Berkeley’s ‘No’ to Sustainable Transit a Wake-Up Call
The fight over development and sustainability continued last night and it serves as a wake up call to sustainability advocates across the globe. The City of Berkeley, California (USA) decided not to study an option to build bus rapid transit that would run from Oakland through the city and connect to BART in it’s downtown. The City Council voted to reject a BRT project with 4 yeas, 2 against, 2 abstentions, and 1 absent member. [Video of the meeting is available at: http://berkeley.granicus.com/MediaPlayer.php?publish_id=664]
The project was one of the Obama Administration’s top priorities yet in the Berkeley political process it fell flat. While testimony on the topic was split evenly among supporters and the opposition, it was clearly one divided along generational lines with younger citizens in favor and older opposed. It was also and heavily influenced by local neighbors fearful of the transit project.
One main opponent of the plan was Councilman Kriss Worthington who fed fears about loss of local bus service and loss of local business. Many street vendors attested that their business would be threatened despite the fact that the pedestrian space available to them would increase significantly under the project.
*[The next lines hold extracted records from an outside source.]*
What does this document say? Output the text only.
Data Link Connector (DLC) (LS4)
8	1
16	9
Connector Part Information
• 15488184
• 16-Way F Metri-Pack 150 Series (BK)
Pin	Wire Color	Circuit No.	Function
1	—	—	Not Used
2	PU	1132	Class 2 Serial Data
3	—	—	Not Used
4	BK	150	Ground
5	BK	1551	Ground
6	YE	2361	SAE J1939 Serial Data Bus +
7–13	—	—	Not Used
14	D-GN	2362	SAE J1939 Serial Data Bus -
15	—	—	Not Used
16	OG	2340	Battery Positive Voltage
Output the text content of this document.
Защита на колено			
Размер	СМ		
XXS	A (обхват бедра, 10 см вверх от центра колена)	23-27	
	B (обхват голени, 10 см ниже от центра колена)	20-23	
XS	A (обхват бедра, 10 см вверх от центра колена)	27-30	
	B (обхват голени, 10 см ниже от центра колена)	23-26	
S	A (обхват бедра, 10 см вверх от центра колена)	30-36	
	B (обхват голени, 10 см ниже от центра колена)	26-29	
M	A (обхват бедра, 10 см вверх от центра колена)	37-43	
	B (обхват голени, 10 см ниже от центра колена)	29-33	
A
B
Paradoxically a UC Berkeley sustainable design professor and neighborhood resident (Matt Kondolf; a hydrologist by expertise), spoke out against the project because he did not believe data in studies indicating that the project was sustainable and would produce greenhouse gas reductions. This was in direct position to support from environmental advocacy groups such as Sierra Club, TransForm, Livable Berkeley, Bicycle Friendly Berkeley, and Friends of BRT.
This combination of unfortunate events leads us here at Livagreen.com, not only to question the primacy of Berkeley as one of the leading environmental communities in the US, but to think about the condition of the environmental movement in general. In a time were ‘paradigm shift’ is a key buzz word to address climate change, how do we balance the perspective of old environmentalism (small, quaint and green) against new environmentalism (livable, dense and urban)? Can we support no-growth and smart growth at the same time? How can we as a community invest in transit when environmentally conscious Prius drivers won’t support local projects? Environmental planning has become fractured along these lines – something that compromises the entire movement.
A July 2009 article in the East Bay Express began,
Berkeley (CA) has been a national leader in the fight against global warming. Last fall, the city launched its innovative, municipally financed solar-power program. And in early June, the city council adopted an aggressive Climate Action Plan that seeks to greatly lower Berkeley’s greenhouse gas emissions. And yet the current fight over a proposal that would help curtail suburban sprawl by allowing dense development in downtown has been fierce…
Dense development in Berkeley did fail, and this alludes to the problem in Berkeley and elsewhere around the country. The problem is that many of us practice hypocritical sustainability. We will vote one way and act another. We ask our leaders for change and then complain about it when it occurs. We are content with change as long as it doesn’t impact us. We practice NIMBYism under the guise of idealism.
For Berkeley, a city that has had such a shining track record of environmental achievement and positive activism in the past, it is unfortunate that they have become the example of what not to do; a circus of bad environmental policy. For the rest of us — it is a wake up call. We cannot afford to be complacent in our personal lives. Change, and ultimately pain, must be dealt with if we are to seriously address climate change. We cannot continue to live lives of environmental hypocrisy.